Miss Morgan entered softly when the physician went away. She was Beebee’s English teacher. Beebee flew to meet her, and told her all the doctor had said.
“It is what he likewise told me,” said Miss Morgan, “and your studies are to be interrupted for a time. Your teacher of Sanscrit shall come no more for months. You will have a long holiday, and I am to read you books that will amuse instead of instructing you.”
“And I am to have a chamber in the turret?”
“Yes, dear, it is already being draped.”
“Oh! now indeed I begin to feel well and happy.”
And in the exuberance of her joy Beebee hung around Miss Morgan’s neck and danced up and down like a little child.
It was very pleasant up there in that turret, high above the swaying trees.
Although so high above everything the room was by no means a small one. Like those below, too, it was beautifully draped and tapestried, and the floor was of mosaics, crimson and blue and yellow, while the cushions that surrounded the walls were soft and delightful.
And all around the broad balcony the autumn roses clustered and clung, while the sweet odour of orange blossoms was wafted up from the gardens below. It was like new life to Beebee to dwell up in this turret high. There was so much to be seen that would never have been visible in the lower rooms.
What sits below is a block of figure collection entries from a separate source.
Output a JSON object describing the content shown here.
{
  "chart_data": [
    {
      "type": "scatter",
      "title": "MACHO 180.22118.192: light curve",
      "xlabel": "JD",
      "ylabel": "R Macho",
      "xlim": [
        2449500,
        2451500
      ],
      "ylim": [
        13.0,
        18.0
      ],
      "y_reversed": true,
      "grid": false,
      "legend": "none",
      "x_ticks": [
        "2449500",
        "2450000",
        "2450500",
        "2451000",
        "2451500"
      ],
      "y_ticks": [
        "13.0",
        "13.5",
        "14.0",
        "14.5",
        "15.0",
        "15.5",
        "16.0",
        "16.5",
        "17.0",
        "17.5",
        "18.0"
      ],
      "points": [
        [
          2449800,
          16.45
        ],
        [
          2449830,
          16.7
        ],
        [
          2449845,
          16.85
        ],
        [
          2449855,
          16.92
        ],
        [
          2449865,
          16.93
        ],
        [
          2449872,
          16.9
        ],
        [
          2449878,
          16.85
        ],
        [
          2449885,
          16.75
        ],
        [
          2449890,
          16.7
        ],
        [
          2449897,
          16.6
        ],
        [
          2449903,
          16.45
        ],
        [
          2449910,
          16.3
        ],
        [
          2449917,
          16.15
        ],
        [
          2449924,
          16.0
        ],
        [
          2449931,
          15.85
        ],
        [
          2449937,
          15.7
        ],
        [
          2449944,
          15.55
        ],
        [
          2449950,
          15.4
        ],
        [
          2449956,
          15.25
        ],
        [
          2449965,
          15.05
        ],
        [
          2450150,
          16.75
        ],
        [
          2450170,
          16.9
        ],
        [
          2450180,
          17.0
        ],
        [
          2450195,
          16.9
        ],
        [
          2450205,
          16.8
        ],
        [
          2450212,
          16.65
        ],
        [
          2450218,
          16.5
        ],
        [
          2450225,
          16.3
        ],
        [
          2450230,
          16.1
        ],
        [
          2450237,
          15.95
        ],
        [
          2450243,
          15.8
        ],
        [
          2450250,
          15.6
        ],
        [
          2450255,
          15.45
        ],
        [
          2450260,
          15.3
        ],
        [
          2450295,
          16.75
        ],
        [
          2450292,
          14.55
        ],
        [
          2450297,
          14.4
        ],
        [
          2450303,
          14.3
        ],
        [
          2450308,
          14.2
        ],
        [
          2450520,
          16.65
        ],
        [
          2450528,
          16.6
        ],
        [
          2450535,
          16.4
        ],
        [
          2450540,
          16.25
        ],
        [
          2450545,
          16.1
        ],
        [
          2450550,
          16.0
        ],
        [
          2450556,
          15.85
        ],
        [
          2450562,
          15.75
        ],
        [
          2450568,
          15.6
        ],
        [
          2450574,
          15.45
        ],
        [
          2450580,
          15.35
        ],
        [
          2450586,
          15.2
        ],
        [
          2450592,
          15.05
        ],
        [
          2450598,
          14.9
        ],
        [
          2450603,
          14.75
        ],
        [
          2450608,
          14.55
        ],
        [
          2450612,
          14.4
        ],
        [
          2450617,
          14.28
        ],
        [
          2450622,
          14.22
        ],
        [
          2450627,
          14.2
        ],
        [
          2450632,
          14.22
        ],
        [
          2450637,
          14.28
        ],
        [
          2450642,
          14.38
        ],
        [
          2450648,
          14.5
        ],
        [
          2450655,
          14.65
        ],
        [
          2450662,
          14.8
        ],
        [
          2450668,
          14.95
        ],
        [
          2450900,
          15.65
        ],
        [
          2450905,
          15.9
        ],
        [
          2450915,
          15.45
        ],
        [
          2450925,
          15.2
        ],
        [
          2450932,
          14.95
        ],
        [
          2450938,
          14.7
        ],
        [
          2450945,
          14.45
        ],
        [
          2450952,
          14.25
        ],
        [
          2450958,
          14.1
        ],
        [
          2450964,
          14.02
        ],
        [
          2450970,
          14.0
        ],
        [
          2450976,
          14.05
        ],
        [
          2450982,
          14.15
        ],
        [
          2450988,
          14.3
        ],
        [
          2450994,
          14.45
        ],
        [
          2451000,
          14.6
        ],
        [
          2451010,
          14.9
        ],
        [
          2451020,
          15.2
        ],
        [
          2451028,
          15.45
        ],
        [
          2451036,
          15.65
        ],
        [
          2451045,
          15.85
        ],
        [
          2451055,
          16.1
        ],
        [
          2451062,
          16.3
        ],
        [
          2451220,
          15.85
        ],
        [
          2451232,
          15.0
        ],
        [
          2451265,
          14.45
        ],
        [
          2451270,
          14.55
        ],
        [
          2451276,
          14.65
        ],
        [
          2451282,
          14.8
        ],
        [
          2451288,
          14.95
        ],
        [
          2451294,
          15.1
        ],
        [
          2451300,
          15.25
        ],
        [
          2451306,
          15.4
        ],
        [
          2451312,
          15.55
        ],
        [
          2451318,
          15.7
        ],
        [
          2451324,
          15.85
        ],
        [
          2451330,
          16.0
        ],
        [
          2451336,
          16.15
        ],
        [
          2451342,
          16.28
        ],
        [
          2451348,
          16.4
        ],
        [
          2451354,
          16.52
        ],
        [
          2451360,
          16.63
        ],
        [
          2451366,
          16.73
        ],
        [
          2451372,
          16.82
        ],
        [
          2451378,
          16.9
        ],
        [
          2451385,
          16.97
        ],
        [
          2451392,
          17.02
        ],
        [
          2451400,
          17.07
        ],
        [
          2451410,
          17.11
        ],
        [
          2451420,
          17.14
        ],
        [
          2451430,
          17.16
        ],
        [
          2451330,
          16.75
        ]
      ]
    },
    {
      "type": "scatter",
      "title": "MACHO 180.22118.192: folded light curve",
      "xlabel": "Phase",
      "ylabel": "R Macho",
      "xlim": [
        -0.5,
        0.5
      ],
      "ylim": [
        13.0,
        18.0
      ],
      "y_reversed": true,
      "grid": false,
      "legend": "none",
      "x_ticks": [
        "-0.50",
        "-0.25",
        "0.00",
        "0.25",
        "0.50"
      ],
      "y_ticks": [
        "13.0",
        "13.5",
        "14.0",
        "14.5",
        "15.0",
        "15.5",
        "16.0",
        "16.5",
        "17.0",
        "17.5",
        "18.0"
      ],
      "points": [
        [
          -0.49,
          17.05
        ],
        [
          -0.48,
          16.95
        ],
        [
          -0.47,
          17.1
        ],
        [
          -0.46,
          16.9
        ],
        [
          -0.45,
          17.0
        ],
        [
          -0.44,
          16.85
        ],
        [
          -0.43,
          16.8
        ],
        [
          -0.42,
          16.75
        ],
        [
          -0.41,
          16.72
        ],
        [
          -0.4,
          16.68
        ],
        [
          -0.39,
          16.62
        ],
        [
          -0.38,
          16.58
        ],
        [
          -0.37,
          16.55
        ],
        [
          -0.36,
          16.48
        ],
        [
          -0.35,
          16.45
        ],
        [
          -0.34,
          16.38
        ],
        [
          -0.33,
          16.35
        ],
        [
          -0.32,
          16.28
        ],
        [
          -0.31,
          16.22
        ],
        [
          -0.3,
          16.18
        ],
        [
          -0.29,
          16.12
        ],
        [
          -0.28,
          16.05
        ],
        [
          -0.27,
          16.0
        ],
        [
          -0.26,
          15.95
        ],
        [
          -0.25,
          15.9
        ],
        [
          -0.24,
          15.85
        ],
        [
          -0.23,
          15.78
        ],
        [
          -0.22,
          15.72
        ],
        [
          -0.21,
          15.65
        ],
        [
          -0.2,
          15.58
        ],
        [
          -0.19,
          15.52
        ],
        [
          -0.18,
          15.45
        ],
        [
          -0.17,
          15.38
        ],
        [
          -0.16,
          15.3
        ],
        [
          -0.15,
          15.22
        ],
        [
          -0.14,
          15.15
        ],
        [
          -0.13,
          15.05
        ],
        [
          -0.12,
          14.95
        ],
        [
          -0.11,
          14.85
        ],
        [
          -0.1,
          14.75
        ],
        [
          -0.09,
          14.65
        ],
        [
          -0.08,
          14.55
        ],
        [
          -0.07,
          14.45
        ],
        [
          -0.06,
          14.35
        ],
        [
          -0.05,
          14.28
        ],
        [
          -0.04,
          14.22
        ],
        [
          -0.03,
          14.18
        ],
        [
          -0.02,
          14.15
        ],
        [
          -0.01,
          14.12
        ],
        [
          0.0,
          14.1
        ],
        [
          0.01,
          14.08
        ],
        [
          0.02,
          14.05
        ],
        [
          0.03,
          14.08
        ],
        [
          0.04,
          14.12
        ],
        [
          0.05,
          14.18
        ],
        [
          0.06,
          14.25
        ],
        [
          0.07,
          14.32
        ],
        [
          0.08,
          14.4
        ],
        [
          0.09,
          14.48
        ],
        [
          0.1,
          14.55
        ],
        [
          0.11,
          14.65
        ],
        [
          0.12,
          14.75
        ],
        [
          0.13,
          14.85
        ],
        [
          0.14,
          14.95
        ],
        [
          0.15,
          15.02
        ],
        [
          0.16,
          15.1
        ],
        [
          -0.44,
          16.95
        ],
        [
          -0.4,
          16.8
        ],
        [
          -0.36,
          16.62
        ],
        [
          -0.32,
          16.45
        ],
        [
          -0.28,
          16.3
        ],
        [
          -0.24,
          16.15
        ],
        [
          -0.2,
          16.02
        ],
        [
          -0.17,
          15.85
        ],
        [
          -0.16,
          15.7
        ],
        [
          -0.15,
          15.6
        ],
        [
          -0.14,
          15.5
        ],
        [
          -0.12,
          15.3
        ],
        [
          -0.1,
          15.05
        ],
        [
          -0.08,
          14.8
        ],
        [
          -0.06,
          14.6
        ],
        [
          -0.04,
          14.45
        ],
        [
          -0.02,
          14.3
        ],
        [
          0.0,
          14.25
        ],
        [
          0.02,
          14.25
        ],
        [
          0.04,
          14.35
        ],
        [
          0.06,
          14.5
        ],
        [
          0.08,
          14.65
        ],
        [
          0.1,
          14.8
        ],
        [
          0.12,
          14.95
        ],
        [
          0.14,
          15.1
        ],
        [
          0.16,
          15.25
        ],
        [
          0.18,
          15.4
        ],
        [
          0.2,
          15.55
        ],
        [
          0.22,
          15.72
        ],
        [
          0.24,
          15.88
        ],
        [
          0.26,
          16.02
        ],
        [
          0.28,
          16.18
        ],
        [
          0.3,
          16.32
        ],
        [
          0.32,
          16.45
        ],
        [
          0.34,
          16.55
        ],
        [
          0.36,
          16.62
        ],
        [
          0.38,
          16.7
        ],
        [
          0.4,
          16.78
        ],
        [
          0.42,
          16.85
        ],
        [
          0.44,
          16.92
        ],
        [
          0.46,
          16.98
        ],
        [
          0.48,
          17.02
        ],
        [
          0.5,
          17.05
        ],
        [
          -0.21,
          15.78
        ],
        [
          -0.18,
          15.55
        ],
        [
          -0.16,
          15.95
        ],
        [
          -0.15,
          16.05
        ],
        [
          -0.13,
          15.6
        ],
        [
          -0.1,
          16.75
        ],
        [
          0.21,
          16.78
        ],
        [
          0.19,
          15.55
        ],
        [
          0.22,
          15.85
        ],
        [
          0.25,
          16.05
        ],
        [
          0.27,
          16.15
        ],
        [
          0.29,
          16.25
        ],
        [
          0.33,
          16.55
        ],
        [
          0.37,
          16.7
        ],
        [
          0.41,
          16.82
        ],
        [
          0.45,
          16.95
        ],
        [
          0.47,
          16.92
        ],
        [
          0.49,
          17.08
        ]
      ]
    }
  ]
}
The trees in themselves were a study, and that too, a very beautiful one. Probably no country in the world has more lovely woods than those of Persia. Here they were in all shapes; some on cliff tops, looking like noble pillared temples encanopied with dark masses of foliage; some like waves of the great rolling ocean itself; some like clouds of living green; while trees near at hand were seen to be hung and festooned with wild flowers, rich and rare, with which the sward itself was patched, and painted, and parterred. And every flower seemed to have a specially coloured moth or butterfly, or swift-winged dragon fly, that flew or floated or darted in the sunshine above it. And every bush seemed to contain a bird, the music of their voices as they answered each other in love songs, being, Beebee told me, ravishing to the ear, though I fear that I, being but a cat, and a young one, did not sufficiently appreciate the melody, and viewed the songsters themselves more from an epicurean and edible point of view than any other. Some of the birds were most lovely, and brighter in wing than the rainbow, that in more gloomy weather hung over the distant woodlands.
Strange as it may seem to you, Tabby, and to you, Mr Warlock, the birds around my Persian home were very tame indeed. The reason for this is not far to seek. They were neither hunted nor worried, and even the peasantry, in the mud villages, looked upon them as sacred, and their songs as God-gifts.
“God’s poets, hid in foliage green,Singing endless songs, themselves unseen;May we not dream God sends them there,Mellow angels of the air?”No, they were not hunted and killed, nor were their nests robbed and rent in pieces by village rustics, and so they were tame, and seemed to love the people among whom they dwelt.
All night long the bulbuls sang, and at daybreak Beebee and I were awakened from our slumbers by the murmuring music of little bronze-winged pigeons that sat on our turret balcony. And at any hour of the day if Beebee went out upon the balcony and waved a dainty handkerchief towards the woods, birds of all kinds came flocking around her, sat on the balcony rail, alighted on her head, on her shapely white arms, and even fed from her open palm.
Yes, I confess that my instinct did at times whisper to me that I should seize upon one of these lovely birds and bear it away into some quiet corner and munch it and eat it, feathers and all.